PHP HTTP Clients and on the fly gzip compression.

2009 July 5 at 06:00 » Tagged as :deflate, gzip,

You can speed up your website, by making your web server perform on the fly gzip compression. Any old web server including the lame IIS can do that. Similarly any old web browser including the badly designed, badly written Internet Explorer can transparently decompress this gzipped content. Unfortunately the same cannot be said about some HTTP client libraries. But it isn't as bad is it sounds. These client libraries simply avoid sending the 'Accept-Encoding: gzip,deflate' header and the server will respond by not deflating the content. So the only thing you lose is a bit of speed. Well you might lose a bit of money also if you pay by the gigabyte for your bandwidth. If you are building a web services client with PHP, you can try to combine the PHP HTTP wrapper the zlib extension to read and deflate gzip compressed data. One php.net contributed note on php.net suggests to 'daisy chain' the zlib:// and http:// wrappers ().

<?     echo file_get_contents("compress.zlib://http://raditha.com/", "r"); ?>

Another approach is to rely on gzopen.

<?

$zp = gzopen("http://raditha.com/", "r"); gzpassthru($zp);

?>

They will both echo out the HTML of the web page at http://raditha.com/ - but appearances can be deceptive. If you analyze the traffic with wireshark (or any old packet sniffer), you will find that the 'Accept-Encoding: gzip,deflate' header is not being sent and it's counterpart 'Content-Encoding: gzip' is not included in the response. The above code appears to work because the PHP Zlib extension will open uncompressed files without complaining. In other words, when it encounters uncompressed data, gzopen behaves exactly like fopen and gzread behaves like fread. So if you want to benefit from the deflate module on your webserver, you will need to use your own client library. How to create a client library is beyond the scope of this post, but I will explain how you can set and get the headers and decode the data. In order to make sure that the server compresses the content you need to do:

fwrite($this->socket, "Accept-Encoding: gzip,deflatern");

Usually images and other binary files will not be gzipped, so you need to make sure that the server sends back the 'Content-Encoding: gzip' header before you actually try to decompress the message body.
$this->headerArray = split("rn", $this->headers);
foreach($this->headerArray as $head)
{
    $parts = split(": ",$head);
    if(strtolower($parts[0]) == 'content-encoding: gzip')
    {
        $gzip=true;
    }
}
It's not a requirement to convert the headers to lower case before comparision; we are just playing safe because sometime you find weird servers not capitalizing the second word in the header. Once you have identified that the content is gzipped, you might be tempted to just use the gzinflate() method to inflate what you read in from the socket.

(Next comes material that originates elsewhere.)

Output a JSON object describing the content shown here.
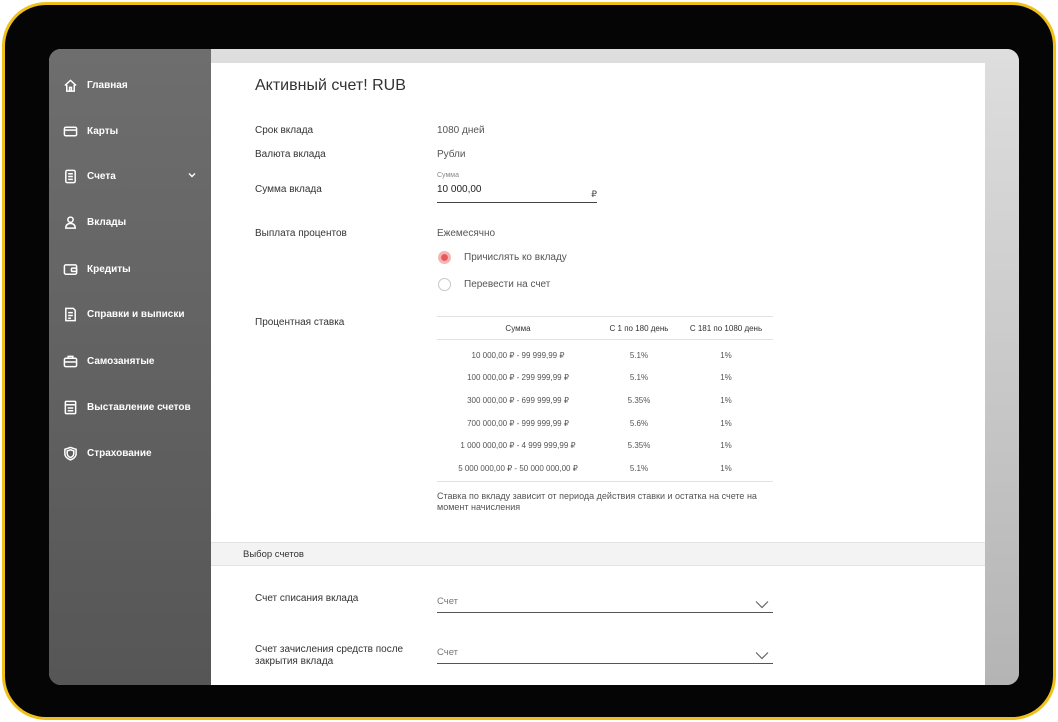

gzinflate(stream_get_contents($this->socket, $length-10));

you will only run into an error

PHP Warning:  gzinflate(): data error in /var/www/clients/twitter/RadHTTPClient.php on line 261 PHP Stack trace: PHP   1. {main}() /var/www/raditha/http-deflate.php:0 PHP   2. RadHTTPClient->getMessageBody() /var/www/raditha/http-deflate.php::20 PHP   3. gzinflate() /var/www/raditha/RadHTTPClient.php:261

It happens because the gzinflate() function doesn't expect to deal with the gzip header. The header contains the gzip magic number as well as other flags such as file modification time etc. This header has to be stripped out before you pass it into the gzinflate function.
if($useGzip)
{
    $b = fread($this->socket,2);
    if(ord($b[0]) == 0x1f && ord($b[1]) == 0x8b)
    {
        $gzHead = fread($this->socket,8);
        $s = gzinflate(stream_get_contents($this->socket, $length-10));
    }
}
if the magic number 0x1f8b is not found you can treat the data as already uncompressed data (of course you will need to add the 'else' to go with it). One last thing; if you want to enable one the fly gzip compression with Apache all you need to do is to add the following directives to the httpd.conf file

LoadModule deflate_module modules/mod_deflate.so

AddOutputFilterByType DEFLATE text/html text/plain text/xml